The text file including ED visit time data were collected and converted to comma separated value format by using Microsoft Excel 2010 (Microsoft Corp., Redmond, WA, USA). The graphs were created and statistical analysis was performed by using R version 3.1.3 developed by the R Foundation for Statistical Computing (R Development Core Team, 2005, http://www.R-project.org). The study protocol and exemption from informed consent were approved by the institutional review board of the Jeju national University Hospital.
RESULTS
In 2013, the NEDIS annual report stated 4,919,181 patients visited 141 EDs in 16 provinces nationwide (Table 1) [10]. However, as the information transmission rate to the NEDIS was approximately 94%, the available text file contained the arrival times of 4,672,275 patients in 2013 [10].
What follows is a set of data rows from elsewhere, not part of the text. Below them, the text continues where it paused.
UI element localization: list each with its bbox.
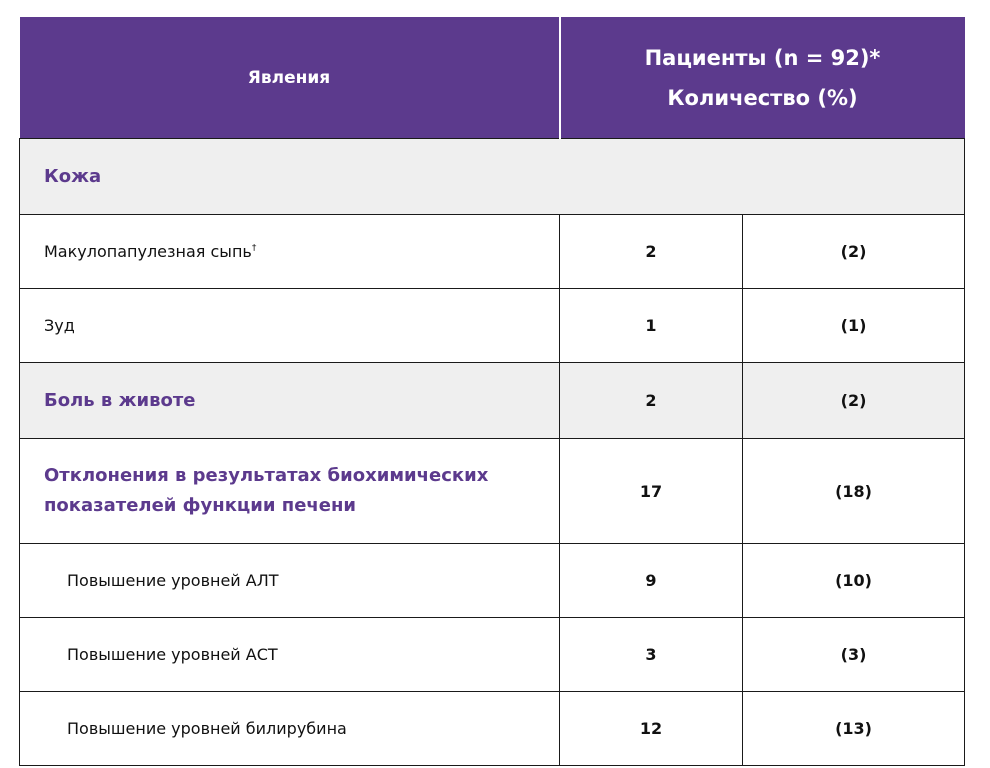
row-count: 1	[560, 289, 743, 363]
row-percent: (13)	[743, 692, 965, 766]
row-label: Отклонения в результатах биохимических показателей функции печени	[20, 439, 560, 544]
table-row-liver-tests	[20, 439, 965, 544]
row-label: Боль в животе	[20, 363, 560, 439]
table-row	[20, 618, 965, 692]
table-row	[20, 692, 965, 766]
row-count: 3	[560, 618, 743, 692]
row-percent: (3)	[743, 618, 965, 692]
row-label: Кожа	[20, 139, 965, 215]
row-label: Повышение уровней билирубина	[20, 692, 560, 766]
row-count: 2	[560, 215, 743, 289]
row-label: Макулопапулезная сыпь†	[20, 215, 560, 289]
table-row	[20, 289, 965, 363]
row-percent: (2)	[743, 215, 965, 289]
row-label: Повышение уровней АЛТ	[20, 544, 560, 618]
adverse-events-table	[19, 17, 965, 766]
row-percent: (10)	[743, 544, 965, 618]
header-patients-line1: Пациенты (n = 92)*	[644, 45, 881, 70]
table-row-abdominal-pain	[20, 363, 965, 439]
row-label: Повышение уровней АСТ	[20, 618, 560, 692]
row-count: 12	[560, 692, 743, 766]
header-patients-line2: Количество (%)	[667, 85, 858, 110]
table-row	[20, 544, 965, 618]
row-percent: (2)	[743, 363, 965, 439]
row-label: Зуд	[20, 289, 560, 363]
row-percent: (18)	[743, 439, 965, 544]
row-percent: (1)	[743, 289, 965, 363]
row-count: 2	[560, 363, 743, 439]
row-count: 9	[560, 544, 743, 618]
table-header-row	[20, 17, 965, 139]
row-count: 17	[560, 439, 743, 544]
footnote-mark: †	[251, 243, 257, 254]
header-patients	[560, 17, 965, 139]
table-row	[20, 215, 965, 289]
header-events: Явления	[20, 17, 560, 139]
table-row-skin	[20, 139, 965, 215]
The bar graphs and box plots of EDs nationwide are shown in Figs. 1 and 2, respectively. The hourly visit pattern in one day showed a bimodal distribution with peaks from 10:00 to 11:00 and 20:00 to 21:00. The period with the lowest visits was 02:00 to 08:00. The box plots (Fig. 2) of the ED visit volume at each time showed upside-skewed interquartile ranges rather than a symmetric distribution in addition to the median volume.
DISCUSSION
The bimodal feature of the average hourly ED patient visit volumes identified in the present study is similar to the findings of previous studies [11,12]. The authors of those studies assumed there was no significant variability in visits over 365 days at a given time of day; therefore, the average was used as the representative value. However, the box plots showed positively skewed and widely dispersed distributions of visit times and this causes the more-frequent “low visit volume days” to decrease the average, consequently masking the less-frequent “high visit volume days.” In the case of a given ED with a visit volume similar to that shown in Fig. 4 (with a volume difference of approximately 1.6 patients per hour between the 1st quartile and average), an ED operator who prepares the ED expecting the average ED visit volume may experience 1.6 more patients per hour in three months (25%) in a given year. Unfortunately, the unbounded positive range also indicates that ED crowding cannot be completely prevented in cases such as disasters. Therefore, “permissive busy ED days” should be determined in order to prevent excessive waste of medical resources. Accordingly, further simulation studies will allow us to predict how much more medical resources might be needed to reduce the number of busy days below a particular percent in a year.
The features of the box plots presented herein may differ from those of other emergency medical systems with different socioeconomic situations and emergency medical service utilization habits. Furthermore, as patient visit volumes can change over time, the annual change should be taken into consideration [1]. Nevertheless, the box plots verify the daily variability of ED visit volumes.